Rétrospective de l’année 2021 – La Société canadienne de la SP contribue à l’accélération des progrès dans le domaine de la recherche sur la SP

Grâce à la générosité de la collectivité de la SP, des participants à ses événements et de ses donateurs, la Société canadienne de la SP a alloué plus de 204 millions de dollars à la recherche depuis sa création en 1948. De nombreux progrès ont été réalisés au fil des ans, et la Société de la SP s’assure chaque année de financer les projets de recherche les plus prometteurs et aux retombées potentielles les plus importantes pour les personnes touchées par la SP.

Durant la pandémie, et malgré une diminution des fonds amassés, la Société de la SP a continué d’investir dans la recherche consacrée à la SP afin d’accélérer la réalisation d’avancées dans ce domaine. En 2021, la Société de la SP a affecté plus de 2,6 millions de dollars au financement de nouvelles études et de diverses subventions de recherche. Déterminée à contribuer à la formation de la prochaine génération de chercheurs spécialisés en SP, elle a notamment apporté un soutien financier à 42 stagiaires de recherche de notre pays des plus prometteurs.
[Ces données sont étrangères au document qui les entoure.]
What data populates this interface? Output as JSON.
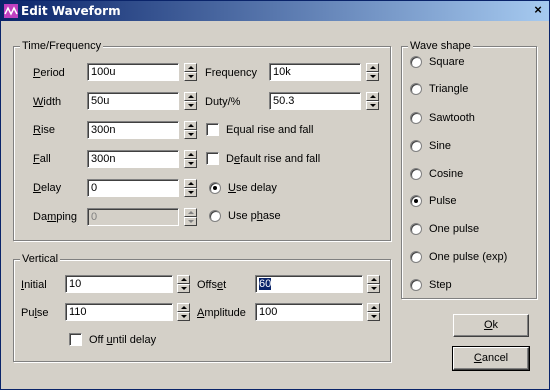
{
  "window": {
    "title": "Edit Waveform",
    "close_glyph": "×"
  },
  "time_frequency": {
    "label": "Time/Frequency",
    "period": {
      "pre": "",
      "u": "P",
      "post": "eriod",
      "value": "100u"
    },
    "width": {
      "pre": "",
      "u": "W",
      "post": "idth",
      "value": "50u"
    },
    "rise": {
      "pre": "",
      "u": "R",
      "post": "ise",
      "value": "300n"
    },
    "fall": {
      "pre": "",
      "u": "F",
      "post": "all",
      "value": "300n"
    },
    "delay": {
      "pre": "",
      "u": "D",
      "post": "elay",
      "value": "0"
    },
    "damping": {
      "pre": "Da",
      "u": "m",
      "post": "ping",
      "value": "0"
    },
    "frequency": {
      "label": "Frequency",
      "value": "10k"
    },
    "duty": {
      "label": "Duty/%",
      "value": "50.3"
    },
    "equal_rise_fall": {
      "label": "Equal rise and fall",
      "checked": false
    },
    "default_rise_fall": {
      "pre": "D",
      "u": "e",
      "post": "fault rise and fall",
      "checked": false
    },
    "use_delay": {
      "pre": "",
      "u": "U",
      "post": "se delay",
      "selected": true
    },
    "use_phase": {
      "pre": "Use p",
      "u": "h",
      "post": "ase",
      "selected": false
    }
  },
  "vertical": {
    "label": "Vertical",
    "initial": {
      "pre": "",
      "u": "I",
      "post": "nitial",
      "value": "10"
    },
    "pulse": {
      "pre": "Pu",
      "u": "l",
      "post": "se",
      "value": "110"
    },
    "offset": {
      "pre": "Offs",
      "u": "e",
      "post": "t",
      "value": "60"
    },
    "amplitude": {
      "pre": "",
      "u": "A",
      "post": "mplitude",
      "value": "100"
    },
    "off_until_delay": {
      "pre": "Off ",
      "u": "u",
      "post": "ntil delay",
      "checked": false
    }
  },
  "wave_shape": {
    "label": "Wave shape",
    "options": [
      {
        "label": "Square",
        "selected": false
      },
      {
        "label": "Triangle",
        "selected": false
      },
      {
        "label": "Sawtooth",
        "selected": false
      },
      {
        "label": "Sine",
        "selected": false
      },
      {
        "label": "Cosine",
        "selected": false
      },
      {
        "label": "Pulse",
        "selected": true
      },
      {
        "label": "One pulse",
        "selected": false
      },
      {
        "label": "One pulse (exp)",
        "selected": false
      },
      {
        "label": "Step",
        "selected": false
      }
    ]
  },
  "buttons": {
    "ok": {
      "pre": "",
      "u": "O",
      "post": "k"
    },
    "cancel": {
      "pre": "",
      "u": "C",
      "post": "ancel"
    }
  },
  "colors": {
    "titlebar_start": "#0a246a",
    "titlebar_end": "#a6caf0",
    "dialog_bg": "#d4d0c8",
    "selection": "#0a246a"
  },
  "icons": {
    "app": "waveform-app-icon",
    "spinner": "spin-arrows-icon"
  }
}
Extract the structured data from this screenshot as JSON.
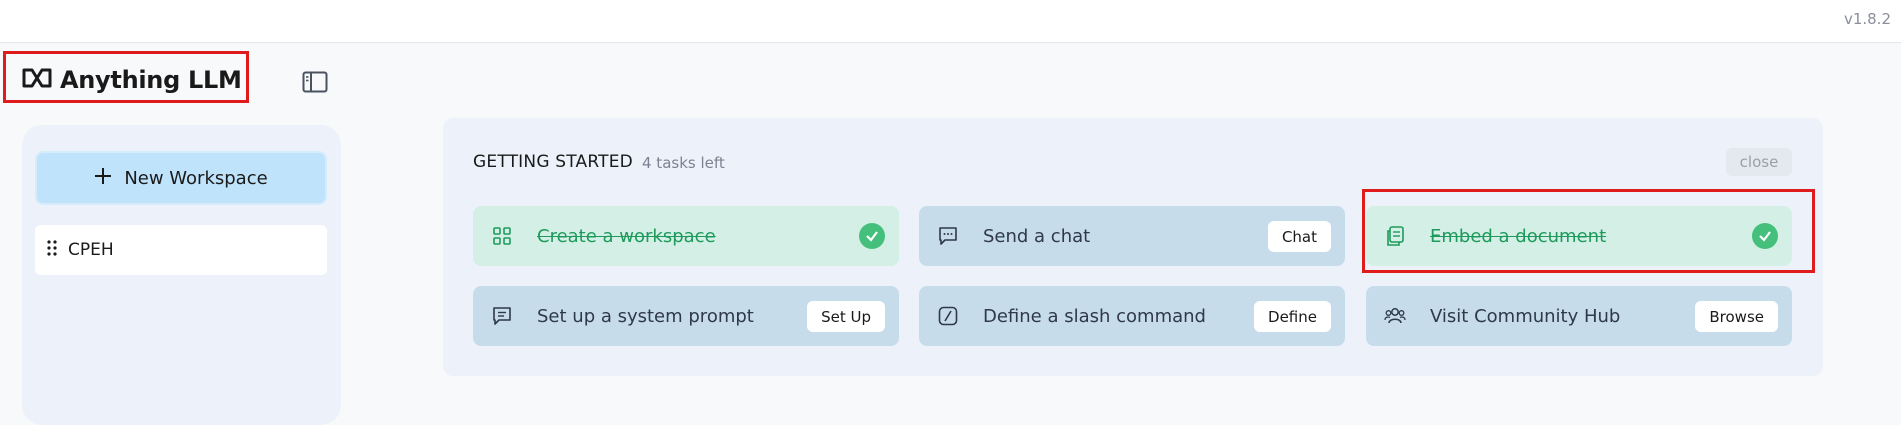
{
  "app": {
    "version": "v1.8.2",
    "logo_text": "Anything LLM"
  },
  "sidebar": {
    "new_workspace_label": "New Workspace",
    "workspaces": [
      {
        "name": "CPEH"
      }
    ]
  },
  "getting_started": {
    "title": "GETTING STARTED",
    "tasks_left": "4 tasks left",
    "close_label": "close",
    "tasks": [
      {
        "label": "Create a workspace",
        "status": "done",
        "icon": "grid-icon"
      },
      {
        "label": "Send a chat",
        "status": "todo",
        "icon": "chat-icon",
        "button": "Chat"
      },
      {
        "label": "Embed a document",
        "status": "done",
        "icon": "document-icon"
      },
      {
        "label": "Set up a system prompt",
        "status": "todo",
        "icon": "prompt-icon",
        "button": "Set Up"
      },
      {
        "label": "Define a slash command",
        "status": "todo",
        "icon": "slash-icon",
        "button": "Define"
      },
      {
        "label": "Visit Community Hub",
        "status": "todo",
        "icon": "users-icon",
        "button": "Browse"
      }
    ]
  },
  "colors": {
    "highlight": "#e01b1b",
    "done_bg": "#d4f0e6",
    "done_text": "#1e9a5c",
    "todo_bg": "#c6dcea",
    "new_workspace_bg": "#bfe3fb",
    "check": "#45c07c"
  }
}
Afin d’en savoir plus au sujet des stagiaires qui se consacrent à la recherche sur la SP, consultez la série intitulée « Profils de chercheurs », publiée sur notre blogue.

Kelsi Smith, stagiaire de recherche canadienne, candidate au doctorat et titulaire d’une bourse de stagiaire de recherche stopSP de niveau doctoral, témoigne à propos de ses importants travaux de recherche.

Voici les nouvelles les plus récentes en ce qui a trait aux études sur la SP financées par la Société canadienne de la SP dans ses champs d’action prioritaires.

Améliorer les traitements et les soins destinés aux personnes atteintes de SP en optimisant la prise de décisions en matière de traitement au profit des personnes qui ont la SP et des fournisseurs de soins de santé, en procédant à l’évaluation de nouveaux traitements contre la SP axés sur la réparation et la régénérescence des cellules nerveuses endommagées, ainsi qu’en déterminant les répercussions des maladies concomitantes (on parle alors de comorbidité, soit de la présence de plus d’une affection chez une personne), comme la COVID-19 et le cancer, parmi les personnes qui vivent avec la SP ou une maladie connexe.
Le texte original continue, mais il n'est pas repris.